Newsletter

Berharap Jackson Hole Tak Salah Diagnosa Virus Resesi Dunia

Arif Gunawan, CNBC Indonesia
23 August 2019 07:00
Berharap Jackson Hole Tak Salah Diagnosa Virus Resesi Dunia
Jakarta, CNBC Indonesia--Indeks Harga Saham Gabungan (IHSG) kembali melemah sebesar 0,22% ke 6.239, pada Kamis (22/08/2019) kemarin, meski Bank Indonesia (BI) memberikan kejutan dengan menurunkan suku bunga acuan BI 7 Day RR sebanyak 25 basis poin (bp) menjadi 5,5%. 

IHSG memulai perdagangan dengan menguat 0,07%. Hanya bertahan beberapa menit, IHSG terjun bebas ke zona merah. Setelah BI mengumumkan hasil Rapat Dewan Gubernur (RDG) yang menurunkan suku bunga acuannya, IHSG mencoba berbalik arah ke zona hijau hingga mencapai level tertingginya di 6.265 (+0,21%).

Sayang, penguatan itu tak lama dan IHSG berangsur-angsur balik lagi masuk zona merah hingga sesi penutupan menyusul aksi jual investor asing yang mencatatkan jual bersih (net sell) mencapai Rp 239 miliar di pasar reguler.


Koreksi ini mengindikasikan bahwa kejutan BI tersebut tidak cukup membalik optimisme investor asing. Aksi pangkas BI 7-Day Reverese Repo Rate ke 5,5% yang mengejutkan itu memang bertentangan dengan median konsensus pasar yang menginginkan bunga acuan ditahan.

Apalagi ada sentimen negatif yang membekap saham perbankan BUMN menyusul rencana penggantian direksi oleh Menteri BUMN Rini Soemarno yang bertentangan dengan instruksi Presiden Joko Widodo (Jokowi). 

Namun, asing terindikasi masih betah di Indonesia. Nilai tukar rupiah terhadap dolar Amerika Serikat (AS) ditutup menguat tipis di perdagangan pasar spot. US$ 1 dibanderol Rp 14.230 kala penutupan pasar spot.
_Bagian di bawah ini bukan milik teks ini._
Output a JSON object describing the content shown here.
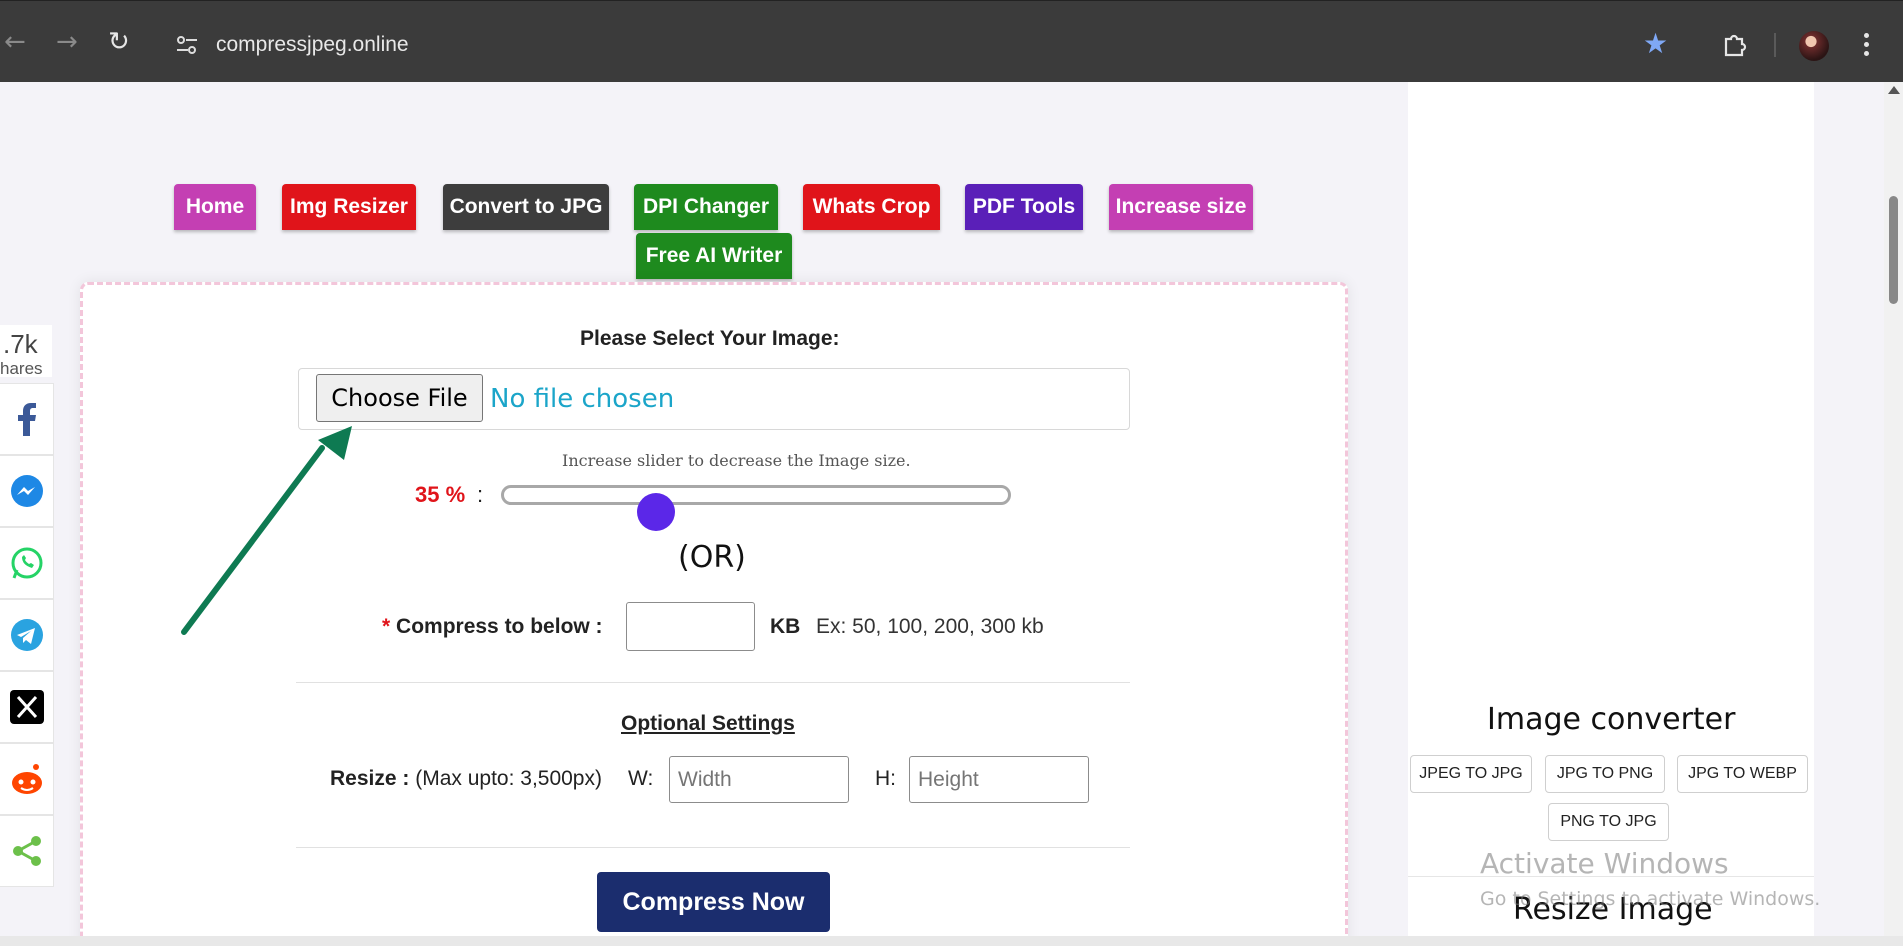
{
  "browser": {
    "url": "compressjpeg.online"
  },
  "nav": [
    {
      "label": "Home",
      "color": "#c43fb3"
    },
    {
      "label": "Img Resizer",
      "color": "#e0141a"
    },
    {
      "label": "Convert to JPG",
      "color": "#3d3d3d"
    },
    {
      "label": "DPI Changer",
      "color": "#1e8a1e"
    },
    {
      "label": "Whats Crop",
      "color": "#e0141a"
    },
    {
      "label": "PDF Tools",
      "color": "#5a1fb8"
    },
    {
      "label": "Increase size",
      "color": "#c43fb3"
    },
    {
      "label": "Free AI Writer",
      "color": "#1e8a1e"
    }
  ],
  "form": {
    "select_label": "Please Select Your Image:",
    "choose_file": "Choose File",
    "no_file": "No file chosen",
    "slider_hint": "Increase slider to decrease the Image size.",
    "slider_percent_label": "35 %",
    "slider_colon": ":",
    "slider_value": 35,
    "or_text": "(OR)",
    "compress_required": "*",
    "compress_label": "Compress to below :",
    "kb_value": "",
    "kb_unit": "KB",
    "kb_example": "Ex: 50, 100, 200, 300 kb",
    "optional_title": "Optional Settings",
    "resize_bold": "Resize :",
    "resize_note": "(Max upto: 3,500px)",
    "w_label": "W:",
    "w_placeholder": "Width",
    "h_label": "H:",
    "h_placeholder": "Height",
    "submit": "Compress Now"
  },
  "share": {
    "count": ".7k",
    "label": "hares",
    "buttons": [
      {
        "name": "facebook",
        "color": "#3b5998"
      },
      {
        "name": "messenger",
        "color": "#1e88e5"
      },
      {
        "name": "whatsapp",
        "color": "#25d366"
      },
      {
        "name": "telegram",
        "color": "#2aa3e0"
      },
      {
        "name": "x",
        "color": "#000000"
      },
      {
        "name": "reddit",
        "color": "#ff4500"
      },
      {
        "name": "share",
        "color": "#6cc04a"
      }
    ]
  },
  "sidebar": {
    "title": "Image converter",
    "links": [
      "JPEG TO JPG",
      "JPG TO PNG",
      "JPG TO WEBP",
      "PNG TO JPG"
    ],
    "next_title": "Resize Image"
  },
  "watermark": {
    "line1": "Activate Windows",
    "line2": "Go to Settings to activate Windows."
  },
  "colors": {
    "accent_blue": "#1b2d6e",
    "slider_thumb": "#5b27e8",
    "annotation_arrow": "#0e7a52"
  }
}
Rupiah menguat 0,04% dibandingkan posisi penutupan perdagangan hari sebelumnya.

Pemodal terindikasi mengalihkan dananya ke pasar obligasi terlebih dahulu, sehingga harga obligasi rupiah pemerintah menguat signifikan dan berujung pada penurunan imbal hasil (yield), senada dengan apresiasi di pasar surat utang pemerintah negara berkembang lain.
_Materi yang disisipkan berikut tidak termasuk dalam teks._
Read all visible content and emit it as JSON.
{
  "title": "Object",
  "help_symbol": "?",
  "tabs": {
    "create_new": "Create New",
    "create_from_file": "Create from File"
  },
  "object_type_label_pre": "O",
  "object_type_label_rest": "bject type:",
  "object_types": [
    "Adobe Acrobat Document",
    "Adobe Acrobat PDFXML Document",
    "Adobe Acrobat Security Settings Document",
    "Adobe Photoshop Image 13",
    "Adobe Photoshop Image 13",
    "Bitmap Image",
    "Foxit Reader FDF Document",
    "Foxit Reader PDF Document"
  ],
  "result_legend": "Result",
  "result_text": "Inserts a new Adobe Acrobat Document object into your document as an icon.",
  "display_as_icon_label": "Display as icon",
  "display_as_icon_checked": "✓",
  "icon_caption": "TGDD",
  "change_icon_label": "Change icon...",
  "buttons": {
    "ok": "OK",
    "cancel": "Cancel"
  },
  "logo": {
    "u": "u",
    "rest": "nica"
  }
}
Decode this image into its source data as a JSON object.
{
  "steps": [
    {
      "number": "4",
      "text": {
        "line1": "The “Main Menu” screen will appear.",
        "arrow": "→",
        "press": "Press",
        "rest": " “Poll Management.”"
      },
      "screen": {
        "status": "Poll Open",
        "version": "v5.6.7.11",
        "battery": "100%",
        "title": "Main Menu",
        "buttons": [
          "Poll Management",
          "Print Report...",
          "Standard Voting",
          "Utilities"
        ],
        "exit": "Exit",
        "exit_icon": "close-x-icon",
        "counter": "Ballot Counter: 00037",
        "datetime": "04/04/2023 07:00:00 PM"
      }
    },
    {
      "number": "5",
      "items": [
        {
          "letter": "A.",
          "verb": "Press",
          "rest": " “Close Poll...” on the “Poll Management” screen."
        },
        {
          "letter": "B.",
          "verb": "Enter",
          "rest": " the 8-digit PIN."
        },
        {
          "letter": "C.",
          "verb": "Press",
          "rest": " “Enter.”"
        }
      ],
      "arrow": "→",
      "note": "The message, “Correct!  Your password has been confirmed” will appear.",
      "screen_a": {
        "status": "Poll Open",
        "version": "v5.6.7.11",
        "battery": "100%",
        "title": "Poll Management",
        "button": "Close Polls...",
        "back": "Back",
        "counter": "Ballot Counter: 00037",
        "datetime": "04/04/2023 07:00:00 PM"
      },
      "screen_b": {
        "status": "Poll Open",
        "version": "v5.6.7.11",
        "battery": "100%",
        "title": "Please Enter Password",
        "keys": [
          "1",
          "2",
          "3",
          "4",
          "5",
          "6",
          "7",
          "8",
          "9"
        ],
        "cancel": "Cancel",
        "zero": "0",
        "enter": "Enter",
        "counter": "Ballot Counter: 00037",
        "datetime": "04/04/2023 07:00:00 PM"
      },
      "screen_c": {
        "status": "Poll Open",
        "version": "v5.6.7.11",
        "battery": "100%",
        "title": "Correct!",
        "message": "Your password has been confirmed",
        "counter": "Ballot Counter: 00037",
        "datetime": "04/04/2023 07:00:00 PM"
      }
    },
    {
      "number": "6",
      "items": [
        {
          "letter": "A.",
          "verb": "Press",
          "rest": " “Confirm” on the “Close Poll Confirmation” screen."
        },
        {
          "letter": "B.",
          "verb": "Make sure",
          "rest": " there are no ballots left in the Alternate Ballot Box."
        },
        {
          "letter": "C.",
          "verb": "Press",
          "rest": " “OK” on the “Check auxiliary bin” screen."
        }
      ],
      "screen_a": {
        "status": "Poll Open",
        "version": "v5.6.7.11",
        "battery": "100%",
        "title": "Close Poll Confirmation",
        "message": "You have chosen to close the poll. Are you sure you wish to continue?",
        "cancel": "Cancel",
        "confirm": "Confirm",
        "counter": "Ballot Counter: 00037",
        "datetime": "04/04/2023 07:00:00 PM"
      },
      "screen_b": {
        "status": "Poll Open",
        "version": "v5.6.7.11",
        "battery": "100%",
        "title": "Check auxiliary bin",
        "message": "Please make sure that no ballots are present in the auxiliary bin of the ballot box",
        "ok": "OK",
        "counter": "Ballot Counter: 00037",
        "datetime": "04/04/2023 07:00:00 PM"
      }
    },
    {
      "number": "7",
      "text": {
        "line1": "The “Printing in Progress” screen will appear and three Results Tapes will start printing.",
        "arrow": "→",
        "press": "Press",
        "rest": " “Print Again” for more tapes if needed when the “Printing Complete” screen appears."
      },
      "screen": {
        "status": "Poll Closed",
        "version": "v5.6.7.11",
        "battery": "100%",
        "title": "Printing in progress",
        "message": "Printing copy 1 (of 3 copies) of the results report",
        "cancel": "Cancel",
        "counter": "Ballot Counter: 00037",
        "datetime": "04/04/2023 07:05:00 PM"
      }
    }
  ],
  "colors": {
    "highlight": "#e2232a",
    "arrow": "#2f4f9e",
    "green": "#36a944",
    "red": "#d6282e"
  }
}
Seri acuan surat berharga negara (SBN) yang paling menguat adalah FR0078 yang bertenor 10 tahun dengan penurunan yield 8,2 basis poin (bps) menjadi 7,23%. Besaran 100 bps setara dengan 1%.
Sikap BI yang agresif memangkas bunga acuan dan memilih berorientasi pada pertumbuhan tersebut dinilai tidak berimbas pada imbal hasil (yield) di Indonesia. Gubernur BI Perry Warjiyo meyakini bahwa selisih spread imbal hasil obligasi Indonesia masih lebih kompetitif dibandingkan dengan negara lain.

(BERLANJUT KE HALAMAN 2)


Bursa saham Amerika Serikat (AS) ditutup menguat tipis pada penutupan Kamis, menjelang agenda tahunan bank sentral AS di mana pasar bertaruh The Federal Reserve (The Fed) bakal mengirim sinyal pelonggaran moneter lebih agresif.
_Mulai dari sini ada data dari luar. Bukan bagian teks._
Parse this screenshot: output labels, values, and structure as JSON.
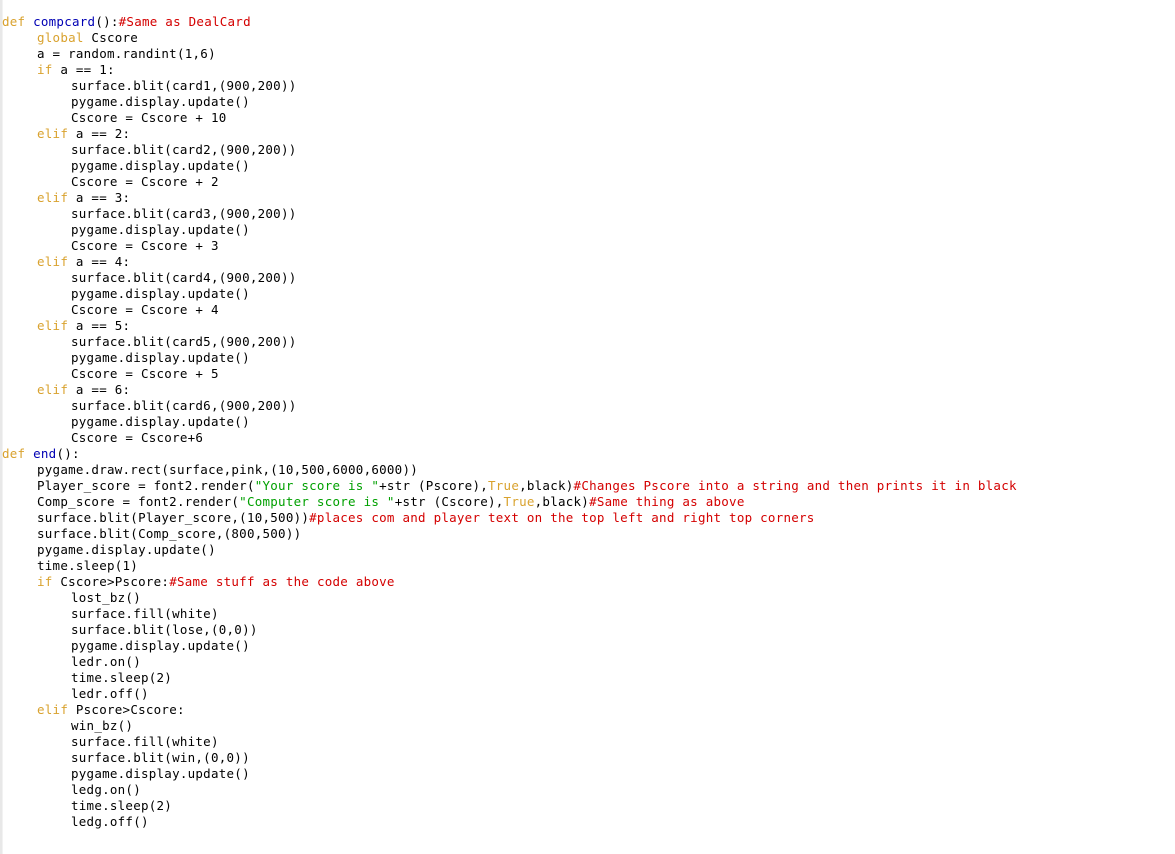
{
  "document": {
    "kind": "source-code-listing",
    "language": "Python",
    "font": "monospace",
    "background_color": "#ffffff"
  },
  "theme": {
    "keyword_color": "#d9a22e",
    "function_name_color": "#0000b4",
    "string_color": "#00a000",
    "comment_color": "#d40000",
    "default_text_color": "#000000",
    "background_color": "#ffffff",
    "border_color": "#e8e8e8"
  },
  "code": {
    "lines": [
      {
        "id": 1,
        "indent": 0,
        "tokens": [
          {
            "t": "def",
            "c": "kw"
          },
          {
            "t": " ",
            "c": "plain"
          },
          {
            "t": "compcard",
            "c": "fn"
          },
          {
            "t": "():",
            "c": "plain"
          },
          {
            "t": "#Same as DealCard",
            "c": "com"
          }
        ]
      },
      {
        "id": 2,
        "indent": 1,
        "tokens": [
          {
            "t": "global",
            "c": "kw"
          },
          {
            "t": " Cscore",
            "c": "plain"
          }
        ]
      },
      {
        "id": 3,
        "indent": 1,
        "tokens": [
          {
            "t": "a = random.randint(1,6)",
            "c": "plain"
          }
        ]
      },
      {
        "id": 4,
        "indent": 1,
        "tokens": [
          {
            "t": "if",
            "c": "kw"
          },
          {
            "t": " a == 1:",
            "c": "plain"
          }
        ]
      },
      {
        "id": 5,
        "indent": 2,
        "tokens": [
          {
            "t": "surface.blit(card1,(900,200))",
            "c": "plain"
          }
        ]
      },
      {
        "id": 6,
        "indent": 2,
        "tokens": [
          {
            "t": "pygame.display.update()",
            "c": "plain"
          }
        ]
      },
      {
        "id": 7,
        "indent": 2,
        "tokens": [
          {
            "t": "Cscore = Cscore + 10",
            "c": "plain"
          }
        ]
      },
      {
        "id": 8,
        "indent": 1,
        "tokens": [
          {
            "t": "elif",
            "c": "kw"
          },
          {
            "t": " a == 2:",
            "c": "plain"
          }
        ]
      },
      {
        "id": 9,
        "indent": 2,
        "tokens": [
          {
            "t": "surface.blit(card2,(900,200))",
            "c": "plain"
          }
        ]
      },
      {
        "id": 10,
        "indent": 2,
        "tokens": [
          {
            "t": "pygame.display.update()",
            "c": "plain"
          }
        ]
      },
      {
        "id": 11,
        "indent": 2,
        "tokens": [
          {
            "t": "Cscore = Cscore + 2",
            "c": "plain"
          }
        ]
      },
      {
        "id": 12,
        "indent": 1,
        "tokens": [
          {
            "t": "elif",
            "c": "kw"
          },
          {
            "t": " a == 3:",
            "c": "plain"
          }
        ]
      },
      {
        "id": 13,
        "indent": 2,
        "tokens": [
          {
            "t": "surface.blit(card3,(900,200))",
            "c": "plain"
          }
        ]
      },
      {
        "id": 14,
        "indent": 2,
        "tokens": [
          {
            "t": "pygame.display.update()",
            "c": "plain"
          }
        ]
      },
      {
        "id": 15,
        "indent": 2,
        "tokens": [
          {
            "t": "Cscore = Cscore + 3",
            "c": "plain"
          }
        ]
      },
      {
        "id": 16,
        "indent": 1,
        "tokens": [
          {
            "t": "elif",
            "c": "kw"
          },
          {
            "t": " a == 4:",
            "c": "plain"
          }
        ]
      },
      {
        "id": 17,
        "indent": 2,
        "tokens": [
          {
            "t": "surface.blit(card4,(900,200))",
            "c": "plain"
          }
        ]
      },
      {
        "id": 18,
        "indent": 2,
        "tokens": [
          {
            "t": "pygame.display.update()",
            "c": "plain"
          }
        ]
      },
      {
        "id": 19,
        "indent": 2,
        "tokens": [
          {
            "t": "Cscore = Cscore + 4",
            "c": "plain"
          }
        ]
      },
      {
        "id": 20,
        "indent": 1,
        "tokens": [
          {
            "t": "elif",
            "c": "kw"
          },
          {
            "t": " a == 5:",
            "c": "plain"
          }
        ]
      },
      {
        "id": 21,
        "indent": 2,
        "tokens": [
          {
            "t": "surface.blit(card5,(900,200))",
            "c": "plain"
          }
        ]
      },
      {
        "id": 22,
        "indent": 2,
        "tokens": [
          {
            "t": "pygame.display.update()",
            "c": "plain"
          }
        ]
      },
      {
        "id": 23,
        "indent": 2,
        "tokens": [
          {
            "t": "Cscore = Cscore + 5",
            "c": "plain"
          }
        ]
      },
      {
        "id": 24,
        "indent": 1,
        "tokens": [
          {
            "t": "elif",
            "c": "kw"
          },
          {
            "t": " a == 6:",
            "c": "plain"
          }
        ]
      },
      {
        "id": 25,
        "indent": 2,
        "tokens": [
          {
            "t": "surface.blit(card6,(900,200))",
            "c": "plain"
          }
        ]
      },
      {
        "id": 26,
        "indent": 2,
        "tokens": [
          {
            "t": "pygame.display.update()",
            "c": "plain"
          }
        ]
      },
      {
        "id": 27,
        "indent": 2,
        "tokens": [
          {
            "t": "Cscore = Cscore+6",
            "c": "plain"
          }
        ]
      },
      {
        "id": 28,
        "indent": 0,
        "tokens": [
          {
            "t": "def",
            "c": "kw"
          },
          {
            "t": " ",
            "c": "plain"
          },
          {
            "t": "end",
            "c": "fn"
          },
          {
            "t": "():",
            "c": "plain"
          }
        ]
      },
      {
        "id": 29,
        "indent": 1,
        "tokens": [
          {
            "t": "pygame.draw.rect(surface,pink,(10,500,6000,6000))",
            "c": "plain"
          }
        ]
      },
      {
        "id": 30,
        "indent": 1,
        "tokens": [
          {
            "t": "Player_score = font2.render(",
            "c": "plain"
          },
          {
            "t": "\"Your score is \"",
            "c": "str"
          },
          {
            "t": "+str (Pscore),",
            "c": "plain"
          },
          {
            "t": "True",
            "c": "kw"
          },
          {
            "t": ",black)",
            "c": "plain"
          },
          {
            "t": "#Changes Pscore into a string and then prints it in black",
            "c": "com"
          }
        ]
      },
      {
        "id": 31,
        "indent": 1,
        "tokens": [
          {
            "t": "Comp_score = font2.render(",
            "c": "plain"
          },
          {
            "t": "\"Computer score is \"",
            "c": "str"
          },
          {
            "t": "+str (Cscore),",
            "c": "plain"
          },
          {
            "t": "True",
            "c": "kw"
          },
          {
            "t": ",black)",
            "c": "plain"
          },
          {
            "t": "#Same thing as above",
            "c": "com"
          }
        ]
      },
      {
        "id": 32,
        "indent": 1,
        "tokens": [
          {
            "t": "surface.blit(Player_score,(10,500))",
            "c": "plain"
          },
          {
            "t": "#places com and player text on the top left and right top corners",
            "c": "com"
          }
        ]
      },
      {
        "id": 33,
        "indent": 1,
        "tokens": [
          {
            "t": "surface.blit(Comp_score,(800,500))",
            "c": "plain"
          }
        ]
      },
      {
        "id": 34,
        "indent": 1,
        "tokens": [
          {
            "t": "pygame.display.update()",
            "c": "plain"
          }
        ]
      },
      {
        "id": 35,
        "indent": 1,
        "tokens": [
          {
            "t": "time.sleep(1)",
            "c": "plain"
          }
        ]
      },
      {
        "id": 36,
        "indent": 1,
        "tokens": [
          {
            "t": "if",
            "c": "kw"
          },
          {
            "t": " Cscore>Pscore:",
            "c": "plain"
          },
          {
            "t": "#Same stuff as the code above",
            "c": "com"
          }
        ]
      },
      {
        "id": 37,
        "indent": 2,
        "tokens": [
          {
            "t": "lost_bz()",
            "c": "plain"
          }
        ]
      },
      {
        "id": 38,
        "indent": 2,
        "tokens": [
          {
            "t": "surface.fill(white)",
            "c": "plain"
          }
        ]
      },
      {
        "id": 39,
        "indent": 2,
        "tokens": [
          {
            "t": "surface.blit(lose,(0,0))",
            "c": "plain"
          }
        ]
      },
      {
        "id": 40,
        "indent": 2,
        "tokens": [
          {
            "t": "pygame.display.update()",
            "c": "plain"
          }
        ]
      },
      {
        "id": 41,
        "indent": 2,
        "tokens": [
          {
            "t": "ledr.on()",
            "c": "plain"
          }
        ]
      },
      {
        "id": 42,
        "indent": 2,
        "tokens": [
          {
            "t": "time.sleep(2)",
            "c": "plain"
          }
        ]
      },
      {
        "id": 43,
        "indent": 2,
        "tokens": [
          {
            "t": "ledr.off()",
            "c": "plain"
          }
        ]
      },
      {
        "id": 44,
        "indent": 1,
        "tokens": [
          {
            "t": "elif",
            "c": "kw"
          },
          {
            "t": " Pscore>Cscore:",
            "c": "plain"
          }
        ]
      },
      {
        "id": 45,
        "indent": 2,
        "tokens": [
          {
            "t": "win_bz()",
            "c": "plain"
          }
        ]
      },
      {
        "id": 46,
        "indent": 2,
        "tokens": [
          {
            "t": "surface.fill(white)",
            "c": "plain"
          }
        ]
      },
      {
        "id": 47,
        "indent": 2,
        "tokens": [
          {
            "t": "surface.blit(win,(0,0))",
            "c": "plain"
          }
        ]
      },
      {
        "id": 48,
        "indent": 2,
        "tokens": [
          {
            "t": "pygame.display.update()",
            "c": "plain"
          }
        ]
      },
      {
        "id": 49,
        "indent": 2,
        "tokens": [
          {
            "t": "ledg.on()",
            "c": "plain"
          }
        ]
      },
      {
        "id": 50,
        "indent": 2,
        "tokens": [
          {
            "t": "time.sleep(2)",
            "c": "plain"
          }
        ]
      },
      {
        "id": 51,
        "indent": 2,
        "tokens": [
          {
            "t": "ledg.off()",
            "c": "plain"
          }
        ]
      }
    ]
  }
}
Indeks Dow Jones Industrial Average ditutup naik 49,51 poin (0,2%) ke 26.252,24 setelah berayun kencang dengan melonjak 186 poin dan terbanting 103,72 poin. Di sisi lain,  indeks S&P 500 tercatat nyaris flat di 2.922,95 sedangkan indeks Nasdaq terkoreksi 0,4% ke 7.991,39. 

Investor kini mengarahkan perhatian mereka pada Jackson Hole, Wyoming di mana pengambil kebijakan AS berkumpul untuk menghadiri symposium tahunan mengenai kebijakan moneter. Perhelatan utama jatuh pada Jumat waktu setempat (Sabtu dini hari WIB) ketika Gubernur The Fed Jerome Powell memberikan pidato kunci.

Menurut piranti FedWatch milik CME Group, pertaruhan pemangkasan suku bunga acuan pada September nanti telah menyentuh angka probabilitas sebesar 93,5%. Pertaruhan itu terjadi di tengah timbul-tenggelamnya kekhawatiran bahwa resesi akan membekap Negara Adidaya tersebut.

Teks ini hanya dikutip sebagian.